No technical plan for a decentralized exchange
Binance has ambitious plans for BNB that goes far beyond a utility token used for lower trading fees on an exchange. As mentioned above, they plan to build a decentralized exchange on a completely new blockchain with BNB as a native asset, most likely acting as a fuel. Depending on the adoption of this platform, this could tremendously increase the demand for BNB. Not only that, this will also reduce BNB’s inherent risks from being tied to the success of a business. Regulatory authorities can easily shut down a business but it’s not easy to shut down a decentralized exchange.

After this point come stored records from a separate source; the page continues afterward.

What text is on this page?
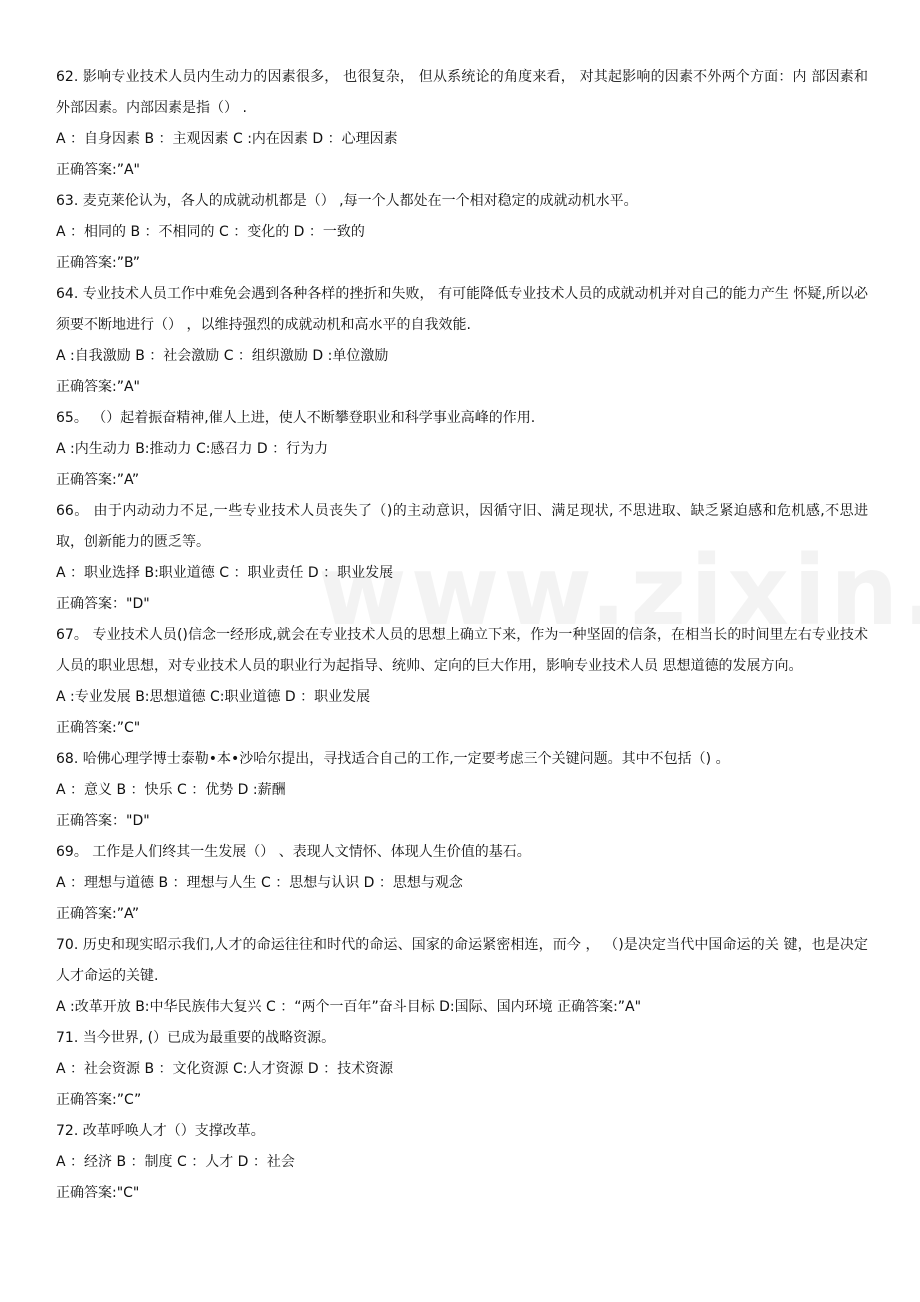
62. 影响专业技术人员内生动力的因素很多， 也很复杂， 但从系统论的角度来看， 对其起影响的因素不外两个方面：内 部因素和外部因素。内部因素是指（） .
A ：自身因素 B ：主观因素 C :内在因素 D ：心理因素
正确答案:”A"
63. 麦克莱伦认为，各人的成就动机都是（） ,每一个人都处在一个相对稳定的成就动机水平。
A ：相同的 B ：不相同的 C ：变化的 D ：一致的
正确答案:”B”
64. 专业技术人员工作中难免会遇到各种各样的挫折和失败， 有可能降低专业技术人员的成就动机并对自己的能力产生 怀疑,所以必须要不断地进行（） ，以维持强烈的成就动机和高水平的自我效能.
A :自我激励 B ：社会激励 C ：组织激励 D :单位激励
正确答案:”A"
65。 （）起着振奋精神,催人上进，使人不断攀登职业和科学事业高峰的作用.
A :内生动力 B:推动力 C:感召力 D ：行为力
正确答案:”A”
66。 由于内动动力不足,一些专业技术人员丧失了（)的主动意识，因循守旧、满足现状, 不思进取、缺乏紧迫感和危机感,不思进取，创新能力的匮乏等。
A ：职业选择 B:职业道德 C ：职业责任 D ：职业发展
正确答案："D"
67。 专业技术人员()信念一经形成,就会在专业技术人员的思想上确立下来，作为一种坚固的信条，在相当长的时间里左右专业技术人员的职业思想，对专业技术人员的职业行为起指导、统帅、定向的巨大作用，影响专业技术人员 思想道德的发展方向。
A :专业发展 B:思想道德 C:职业道德 D ：职业发展
正确答案:”C"
68. 哈佛心理学博士泰勒•本•沙哈尔提出，寻找适合自己的工作,一定要考虑三个关键问题。其中不包括（) 。
A ：意义 B ：快乐 C ：优势 D :薪酬
正确答案："D"
69。 工作是人们终其一生发展（） 、表现人文情怀、体现人生价值的基石。
A ：理想与道德 B ：理想与人生 C ：思想与认识 D ：思想与观念
正确答案:”A”
70. 历史和现实昭示我们,人才的命运往往和时代的命运、国家的命运紧密相连，而今 ， （)是决定当代中国命运的关 键，也是决定人才命运的关键.
A :改革开放 B:中华民族伟大复兴 C ：“两个一百年”奋斗目标 D:国际、国内环境 正确答案:”A"
71. 当今世界, (）已成为最重要的战略资源。
A ：社会资源 B ：文化资源 C:人才资源 D ：技术资源
正确答案:”C”
72. 改革呼唤人才（）支撑改革。
A ：经济 B ：制度 C ：人才 D ：社会
正确答案:"C"
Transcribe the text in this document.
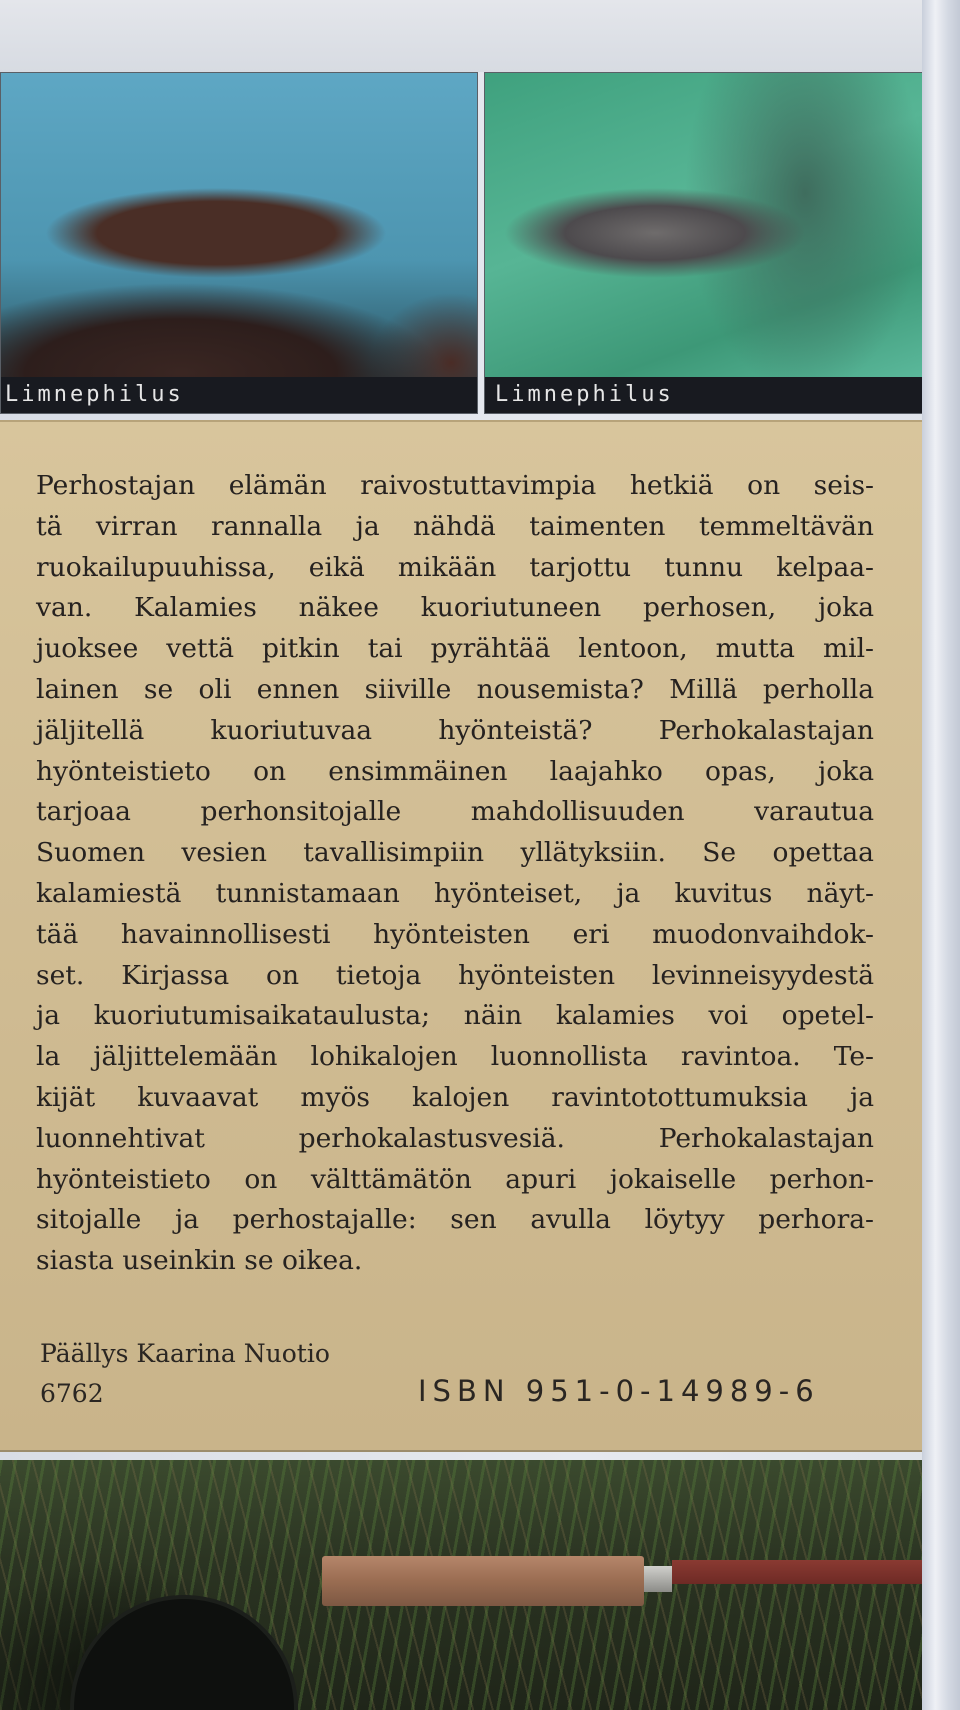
Limnephilus	Limnephilus
Perhostajan elämän raivostuttavimpia hetkiä on seis-
tä virran rannalla ja nähdä taimenten temmeltävän
ruokailupuuhissa, eikä mikään tarjottu tunnu kelpaa-
van. Kalamies näkee kuoriutuneen perhosen, joka
juoksee vettä pitkin tai pyrähtää lentoon, mutta mil-
lainen se oli ennen siiville nousemista? Millä perholla
jäljitellä kuoriutuvaa hyönteistä? Perhokalastajan
hyönteistieto on ensimmäinen laajahko opas, joka
tarjoaa perhonsitojalle mahdollisuuden varautua
Suomen vesien tavallisimpiin yllätyksiin. Se opettaa
kalamiestä tunnistamaan hyönteiset, ja kuvitus näyt-
tää havainnollisesti hyönteisten eri muodonvaihdok-
set. Kirjassa on tietoja hyönteisten levinneisyydestä
ja kuoriutumisaikataulusta; näin kalamies voi opetel-
la jäljittelemään lohikalojen luonnollista ravintoa. Te-
kijät kuvaavat myös kalojen ravintotottumuksia ja
luonnehtivat perhokalastusvesiä. Perhokalastajan
hyönteistieto on välttämätön apuri jokaiselle perhon-
sitojalle ja perhostajalle: sen avulla löytyy perhora-
siasta useinkin se oikea.
Päällys Kaarina Nuotio
6762	ISBN 951-0-14989-6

However, there are huge challenges to implementing a successful decentralized exchange. They include technical challenges (high performance, great UI/UX, sufficiently decentralized) and adoption challenges (competition from many, many existing decentralized exchanges). Today, there are many decentralized exchanges out there and Binance is late to the race. In fact, they recently announced that they still lack a technical plan and have instead, decided to crowdsource the technology by holding a “Dexathon” competition. Participants are expected to submit technical proposals and the prize is $1 million coupled with a job at Binance.
Summary
By association with the top cryptocurrency exchange in the world, BNB is one of the strongest cryptocurrencies out there. However, there are also many risks with holding the coin. The most significant of which is the fact that Binance is in regulatory limbo with many regulatory agencies eyeing the exchange. BNB is inherently tied to the success of Binance as a business, and the business will not be successful if there is a regulatory crackdown. The solution to this is to either comply with tough regulations (not easy), or build a decentralized exchange. Binance has expressed no interest in the former and are instead looking to build a decentralized exchange. However, they are far from realizing one.
Nevertheless, there is much to be said for being the native asset of the top cryptocurrency exchange in the world and the markets have so far reflected that. BNB has been the strongest performer in the recent bear market and it will probably continue to outperform barring anything unexpected.